Índices recuam até 2,39% com aversão ao risco e temores de escalada comercial entre EUA e Europa; tecnologia e bancos lideram perdas

20/01/2026
Bolsas de NY fecham em forte queda após feriado, sob impacto de tensões sobre a Groenlândia
Imagem ilustrativa gerada por inteligência artificial - Foto: Nano Banana (Google Imagen)

As bolsas de Nova York encerraram a terça-feira, 20, com quedas expressivas, no retorno do feriado de Martin Luther King, que manteve os mercados americanos fechados na segunda-feira. O ambiente foi marcado pela aversão global ao risco, em meio a tensões diplomáticas entre Washington e aliados europeus, que penalizaram principalmente ações do setor de tecnologia.

O Dow Jones recuou 1,76%, fechando aos 48.488,59 pontos. O S&P 500 teve queda de 2,06%, aos 6.796,86 pontos, enquanto o Nasdaq caiu 2,39%, encerrando o dia em 22.954,32 pontos.

Segundo análise do Deutsche Bank, o mercado ainda pode registrar movimentos mais intensos caso a retórica entre Estados Unidos e Europa se eleve. Na véspera, o presidente Donald Trump se recusou a descartar o uso da força para tomar a Groenlândia, o que elevou temores de retaliações comerciais europeias, especialmente após declarações contundentes de diversas autoridades do bloco.

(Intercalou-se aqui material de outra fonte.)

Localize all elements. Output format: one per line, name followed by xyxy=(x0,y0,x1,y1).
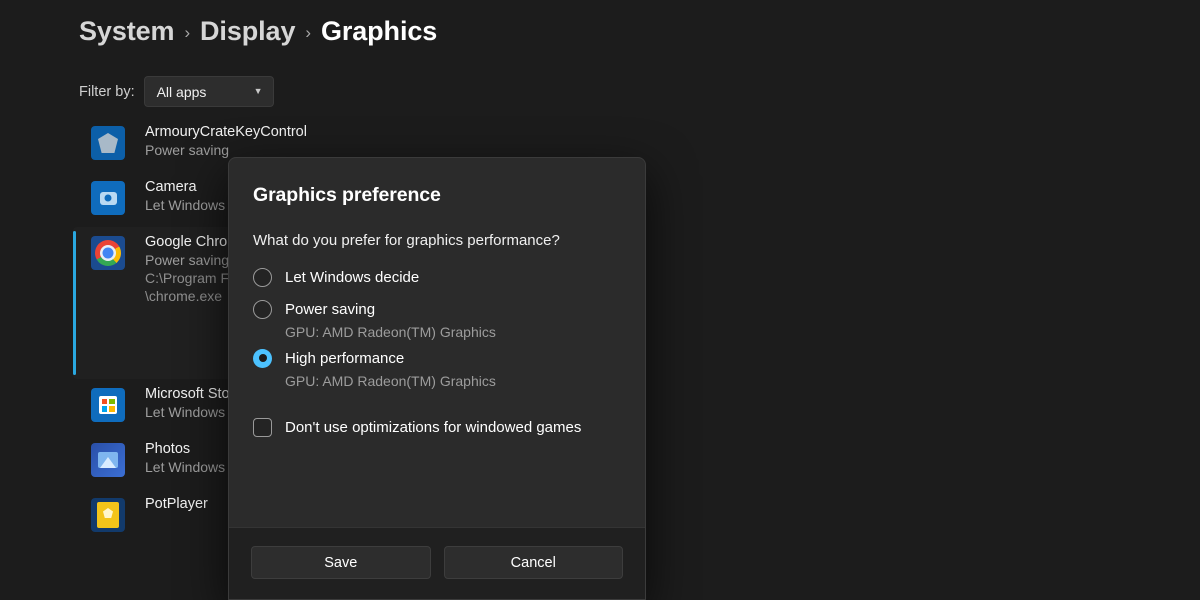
filter-by-dropdown[interactable]: All apps ▼ xyxy=(143,76,274,107)
dialog-footer: Save Cancel xyxy=(229,527,645,599)
dialog-question: What do you prefer for graphics performa… xyxy=(253,232,560,249)
radio-block-power-saving: Power saving GPU: AMD Radeon(TM) Graphic… xyxy=(253,295,621,340)
breadcrumb-item-display[interactable]: Display xyxy=(200,16,295,47)
radio-block-high-performance: High performance GPU: AMD Radeon(TM) Gra… xyxy=(253,344,621,389)
filter-by-value: All apps xyxy=(156,83,207,100)
radio-gpu-description: GPU: AMD Radeon(TM) Graphics xyxy=(285,373,496,389)
radio-button-checked-icon[interactable] xyxy=(253,348,272,368)
app-preference: Let Windows xyxy=(145,459,226,475)
dialog-title: Graphics preference xyxy=(253,184,441,206)
breadcrumb-separator-icon: › xyxy=(305,22,311,42)
checkbox-label: Don't use optimizations for windowed gam… xyxy=(285,419,582,436)
save-button[interactable]: Save xyxy=(251,546,431,579)
filter-row: Filter by: All apps ▼ xyxy=(79,76,274,107)
app-name: Photos xyxy=(145,441,191,457)
app-name: Camera xyxy=(145,179,197,195)
radio-gpu-description: GPU: AMD Radeon(TM) Graphics xyxy=(285,324,496,340)
breadcrumb-item-graphics: Graphics xyxy=(320,16,438,46)
radio-button-unchecked-icon[interactable] xyxy=(253,267,272,287)
radio-option-let-windows-decide[interactable]: Let Windows decide xyxy=(253,263,621,291)
cancel-button[interactable]: Cancel xyxy=(443,546,623,579)
app-name: ArmouryCrateKeyControl xyxy=(145,124,307,140)
radio-label: Let Windows decide xyxy=(285,268,420,286)
breadcrumb: System › Display › Graphics xyxy=(79,16,437,47)
potplayer-icon xyxy=(91,498,125,532)
camera-icon xyxy=(91,181,125,215)
breadcrumb-item-system[interactable]: System xyxy=(79,16,175,47)
filter-by-label: Filter by: xyxy=(79,83,135,100)
windowed-games-optimizations-checkbox-row[interactable]: Don't use optimizations for windowed gam… xyxy=(253,418,621,437)
chevron-down-icon: ▼ xyxy=(253,86,263,96)
app-preference: Power saving xyxy=(145,142,230,158)
microsoft-store-icon xyxy=(91,388,125,422)
radio-option-high-performance[interactable]: High performance xyxy=(253,344,621,372)
app-preference: Let Windows xyxy=(145,197,226,213)
dialog-body: Graphics preference What do you prefer f… xyxy=(229,158,645,527)
checkbox-unchecked-icon[interactable] xyxy=(253,418,272,437)
photos-icon xyxy=(91,443,125,477)
radio-label: Power saving xyxy=(285,300,376,318)
radio-block-let-windows-decide: Let Windows decide xyxy=(253,263,621,291)
graphics-preference-radio-group: Let Windows decide Power saving GPU: AMD… xyxy=(253,263,621,389)
selection-accent-bar xyxy=(73,231,76,375)
breadcrumb-separator-icon: › xyxy=(184,22,191,42)
armoury-crate-icon xyxy=(91,126,125,160)
graphics-preference-dialog: Graphics preference What do you prefer f… xyxy=(228,157,646,600)
app-name: PotPlayer xyxy=(145,496,208,512)
chrome-icon xyxy=(91,236,125,270)
radio-option-power-saving[interactable]: Power saving xyxy=(253,295,621,323)
radio-label: High performance xyxy=(285,349,405,367)
radio-button-unchecked-icon[interactable] xyxy=(253,299,272,319)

Entre as empresas mais afetadas, o CEO da 3M, Bill Brown, destacou que as tarifas ameaçadas por Trump sobre oito países europeus podem gerar um impacto de até US$ 40 milhões nos lucros da companhia em 2026. As ações da 3M recuaram 6,98%, em dia marcado também pela divulgação de seu balanço financeiro.

A situação se agrava com a expectativa pela decisão da Suprema Corte sobre as tarifas, que pode limitar ainda mais a atuação de Trump no tema. Apesar disso, o Representante Comercial dos EUA, Jamieson Greer, afirmou que o governo está preparado para adotar medidas alternativas, caso necessário.

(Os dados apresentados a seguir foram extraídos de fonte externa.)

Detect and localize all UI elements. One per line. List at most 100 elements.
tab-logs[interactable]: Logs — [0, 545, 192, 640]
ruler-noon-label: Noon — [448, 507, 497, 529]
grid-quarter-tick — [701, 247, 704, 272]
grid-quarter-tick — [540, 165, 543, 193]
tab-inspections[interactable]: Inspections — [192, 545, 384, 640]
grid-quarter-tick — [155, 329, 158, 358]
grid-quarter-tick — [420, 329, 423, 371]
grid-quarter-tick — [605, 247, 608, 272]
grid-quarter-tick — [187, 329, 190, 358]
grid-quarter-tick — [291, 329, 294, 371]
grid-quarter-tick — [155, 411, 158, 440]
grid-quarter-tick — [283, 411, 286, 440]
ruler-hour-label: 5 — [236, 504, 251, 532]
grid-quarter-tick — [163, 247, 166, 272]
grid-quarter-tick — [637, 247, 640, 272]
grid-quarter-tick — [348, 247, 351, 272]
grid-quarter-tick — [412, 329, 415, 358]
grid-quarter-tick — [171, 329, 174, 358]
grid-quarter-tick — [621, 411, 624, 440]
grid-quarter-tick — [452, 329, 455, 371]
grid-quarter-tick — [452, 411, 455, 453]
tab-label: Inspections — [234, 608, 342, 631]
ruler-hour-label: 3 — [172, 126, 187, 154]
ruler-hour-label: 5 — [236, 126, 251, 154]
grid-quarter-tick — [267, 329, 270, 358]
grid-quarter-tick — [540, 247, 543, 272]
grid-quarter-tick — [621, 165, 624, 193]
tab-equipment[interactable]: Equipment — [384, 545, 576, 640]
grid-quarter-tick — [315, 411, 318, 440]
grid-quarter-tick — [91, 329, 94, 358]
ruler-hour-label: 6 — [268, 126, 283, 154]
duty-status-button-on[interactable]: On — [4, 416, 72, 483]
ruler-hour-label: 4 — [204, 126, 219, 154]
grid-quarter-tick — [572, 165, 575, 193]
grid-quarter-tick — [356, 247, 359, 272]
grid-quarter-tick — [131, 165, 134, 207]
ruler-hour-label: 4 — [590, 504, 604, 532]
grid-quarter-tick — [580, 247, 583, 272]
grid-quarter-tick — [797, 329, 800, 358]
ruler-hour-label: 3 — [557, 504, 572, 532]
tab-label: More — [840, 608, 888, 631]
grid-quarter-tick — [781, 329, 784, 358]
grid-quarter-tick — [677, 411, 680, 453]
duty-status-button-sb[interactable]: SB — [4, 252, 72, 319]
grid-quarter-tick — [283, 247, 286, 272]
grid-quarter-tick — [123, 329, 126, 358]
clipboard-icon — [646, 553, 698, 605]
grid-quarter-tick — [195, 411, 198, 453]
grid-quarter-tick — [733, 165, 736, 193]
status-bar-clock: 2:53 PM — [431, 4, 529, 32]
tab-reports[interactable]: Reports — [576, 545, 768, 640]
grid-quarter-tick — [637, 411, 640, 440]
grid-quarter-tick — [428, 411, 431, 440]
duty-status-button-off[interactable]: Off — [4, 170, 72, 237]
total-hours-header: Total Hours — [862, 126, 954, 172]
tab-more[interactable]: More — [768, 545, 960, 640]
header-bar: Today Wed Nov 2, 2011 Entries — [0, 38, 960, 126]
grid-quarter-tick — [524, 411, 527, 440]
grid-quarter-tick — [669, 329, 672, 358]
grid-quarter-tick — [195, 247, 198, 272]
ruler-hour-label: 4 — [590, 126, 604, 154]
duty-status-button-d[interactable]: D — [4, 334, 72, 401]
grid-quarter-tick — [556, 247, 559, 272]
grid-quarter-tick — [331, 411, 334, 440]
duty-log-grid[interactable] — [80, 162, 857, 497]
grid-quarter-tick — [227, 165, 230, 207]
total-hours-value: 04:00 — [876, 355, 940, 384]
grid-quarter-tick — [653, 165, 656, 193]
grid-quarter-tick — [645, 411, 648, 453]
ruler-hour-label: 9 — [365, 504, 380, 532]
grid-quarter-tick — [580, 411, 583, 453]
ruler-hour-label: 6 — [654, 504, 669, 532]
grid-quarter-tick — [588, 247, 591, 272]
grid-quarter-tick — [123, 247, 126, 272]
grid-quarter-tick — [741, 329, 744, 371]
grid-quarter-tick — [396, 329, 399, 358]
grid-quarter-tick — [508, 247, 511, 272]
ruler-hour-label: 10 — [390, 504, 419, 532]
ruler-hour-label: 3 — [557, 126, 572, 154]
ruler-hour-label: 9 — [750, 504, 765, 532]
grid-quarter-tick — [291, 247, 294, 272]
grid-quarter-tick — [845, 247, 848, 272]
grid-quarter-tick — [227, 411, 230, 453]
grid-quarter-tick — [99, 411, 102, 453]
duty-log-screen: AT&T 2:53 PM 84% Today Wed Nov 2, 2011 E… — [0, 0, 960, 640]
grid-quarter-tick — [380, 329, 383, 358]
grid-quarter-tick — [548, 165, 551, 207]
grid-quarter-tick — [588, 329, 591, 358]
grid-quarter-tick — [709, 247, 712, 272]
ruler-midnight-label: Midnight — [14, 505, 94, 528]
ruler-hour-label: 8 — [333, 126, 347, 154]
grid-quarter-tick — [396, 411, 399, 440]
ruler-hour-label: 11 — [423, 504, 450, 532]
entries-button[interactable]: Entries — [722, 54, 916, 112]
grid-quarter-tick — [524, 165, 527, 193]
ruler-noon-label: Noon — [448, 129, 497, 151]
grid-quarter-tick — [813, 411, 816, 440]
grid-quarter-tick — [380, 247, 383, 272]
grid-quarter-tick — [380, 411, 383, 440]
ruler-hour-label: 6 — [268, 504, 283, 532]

No setor de tecnologia, as ações caíram em bloco, pressionando especialmente empresas como Nvidia, Apple, Amazon e Meta – integrantes das "Sete Magníficas". A exceção foi a Intel, que subiu 3,41% após receber apoio do governo dos EUA.

Já a Netflix começou o dia em alta, mas encerrou com queda de 1,08%, após captar US$ 8,2 bilhões em dívida adicional para financiar a compra do estúdio e do negócio de streaming da Warner Bros. Discovery. A empresa acumula agora US$ 42,2 bilhões em empréstimos-ponte.

Os bancos americanos também registraram perdas relevantes: Citigroup (-4,41%), Morgan Stanley (-3,73%) e JPMorgan (-3,10%) lideraram as baixas, fazendo o índice bancário KBW do Nasdaq recuar 1,70%.